Tip: Set the thinking budget token limit (budget_tokens for Claude, implicit in o-series model selection for OpenAI) based on task complexity, not habit. A simple summarization task does not need 10,000 thinking tokens. A tier-1 production incident analysis might warrant it. Creating a two-tier routing policy — standard model for routine tasks, reasoning model with capped budget for complex tasks — can cut costs by 40–70% on mixed-complexity workloads.
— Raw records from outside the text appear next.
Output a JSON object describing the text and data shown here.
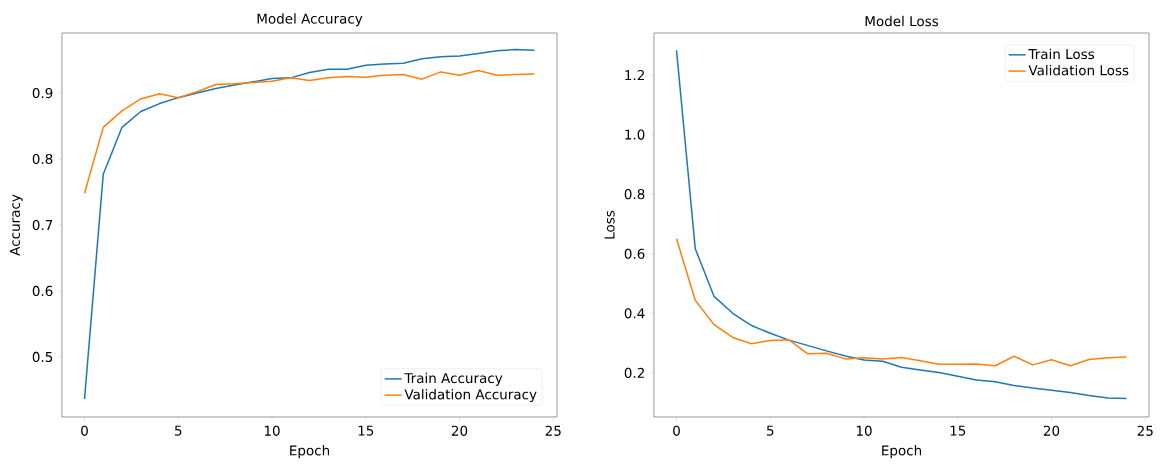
{
  "chart_data": [
    {
      "type": "line",
      "title": "Model Accuracy",
      "xlabel": "Epoch",
      "ylabel": "Accuracy",
      "x": [
        0,
        1,
        2,
        3,
        4,
        5,
        6,
        7,
        8,
        9,
        10,
        11,
        12,
        13,
        14,
        15,
        16,
        17,
        18,
        19,
        20,
        21,
        22,
        23,
        24
      ],
      "series": [
        {
          "name": "Train Accuracy",
          "color": "#1f77b4",
          "values": [
            0.436,
            0.777,
            0.848,
            0.872,
            0.884,
            0.893,
            0.9,
            0.907,
            0.912,
            0.917,
            0.922,
            0.923,
            0.931,
            0.936,
            0.936,
            0.942,
            0.944,
            0.945,
            0.952,
            0.955,
            0.956,
            0.96,
            0.964,
            0.966,
            0.965
          ]
        },
        {
          "name": "Validation Accuracy",
          "color": "#ff7f0e",
          "values": [
            0.748,
            0.848,
            0.873,
            0.891,
            0.899,
            0.893,
            0.902,
            0.913,
            0.914,
            0.916,
            0.918,
            0.923,
            0.919,
            0.923,
            0.925,
            0.924,
            0.927,
            0.928,
            0.921,
            0.932,
            0.927,
            0.934,
            0.927,
            0.928,
            0.929
          ]
        }
      ],
      "xlim": [
        -1.2,
        25.2
      ],
      "ylim": [
        0.409,
        0.991
      ],
      "xticks": [
        0,
        5,
        10,
        15,
        20,
        25
      ],
      "yticks": [
        0.5,
        0.6,
        0.7,
        0.8,
        0.9
      ],
      "legend": "bottom right"
    },
    {
      "type": "line",
      "title": "Model Loss",
      "xlabel": "Epoch",
      "ylabel": "Loss",
      "x": [
        0,
        1,
        2,
        3,
        4,
        5,
        6,
        7,
        8,
        9,
        10,
        11,
        12,
        13,
        14,
        15,
        16,
        17,
        18,
        19,
        20,
        21,
        22,
        23,
        24
      ],
      "series": [
        {
          "name": "Train Loss",
          "color": "#1f77b4",
          "values": [
            1.283,
            0.617,
            0.457,
            0.4,
            0.359,
            0.333,
            0.31,
            0.292,
            0.274,
            0.257,
            0.243,
            0.239,
            0.219,
            0.21,
            0.201,
            0.189,
            0.176,
            0.17,
            0.158,
            0.149,
            0.142,
            0.134,
            0.124,
            0.116,
            0.114
          ]
        },
        {
          "name": "Validation Loss",
          "color": "#ff7f0e",
          "values": [
            0.65,
            0.444,
            0.362,
            0.319,
            0.298,
            0.309,
            0.311,
            0.264,
            0.266,
            0.247,
            0.251,
            0.247,
            0.252,
            0.241,
            0.229,
            0.229,
            0.23,
            0.224,
            0.256,
            0.227,
            0.244,
            0.224,
            0.245,
            0.251,
            0.253
          ]
        }
      ],
      "xlim": [
        -1.2,
        25.2
      ],
      "ylim": [
        0.052,
        1.341
      ],
      "xticks": [
        0,
        5,
        10,
        15,
        20,
        25
      ],
      "yticks": [
        0.2,
        0.4,
        0.6,
        0.8,
        {
          "value": 1.0,
          "label": "1.0"
        },
        1.2
      ],
      "legend": "top right"
    }
  ]
}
Token Budget Governance for Teams

Individual engineers optimizing their own agents is insufficient at scale. When a team of 10 engineers is building multiple agentic features, you need organizational token governance.

Key governance policies:

1. Budget-as-code — Token limits are defined in configuration, not hardcoded:

agents:
  code_reviewer:
    max_input_tokens: 40000
    max_output_tokens: 2048
    max_session_tokens: 150000
    model: claude-sonnet-4-5
    cache_system_prompt: true

  test_generator:
    max_input_tokens: 20000
    max_output_tokens: 4096
    max_session_tokens: 80000
    model: claude-haiku-3-5
    cache_system_prompt: true

  architecture_advisor:
    max_input_tokens: 60000
    max_output_tokens: 8192
    max_session_tokens: 300000
    model: claude-opus-4-5
    thinking_budget: 8000
    cache_system_prompt: true

2. Token cost SLOs — Define acceptable cost per unit of work:
- Code review: ≤ $0.05 per PR
- Test case generation: ≤ $0.02 per user story
- Sprint retrospective summary: ≤ $0.10 per sprint

3. Cost attribution — Tag API calls with team, feature, and environment labels so cost can be attributed in billing dashboards.

4. Budget alerts — Configure alerts at 50%, 80%, and 100% of monthly budget thresholds.

Tip: For QA engineers: treat token budget adherence as a non-functional requirement and include token consumption assertions in your agent test suites. A test that verifies "this agent completes this task in under 8,000 tokens" prevents regression as prompts evolve. Use your token profiler (from Topic 1) as a test utility to run these assertions in CI.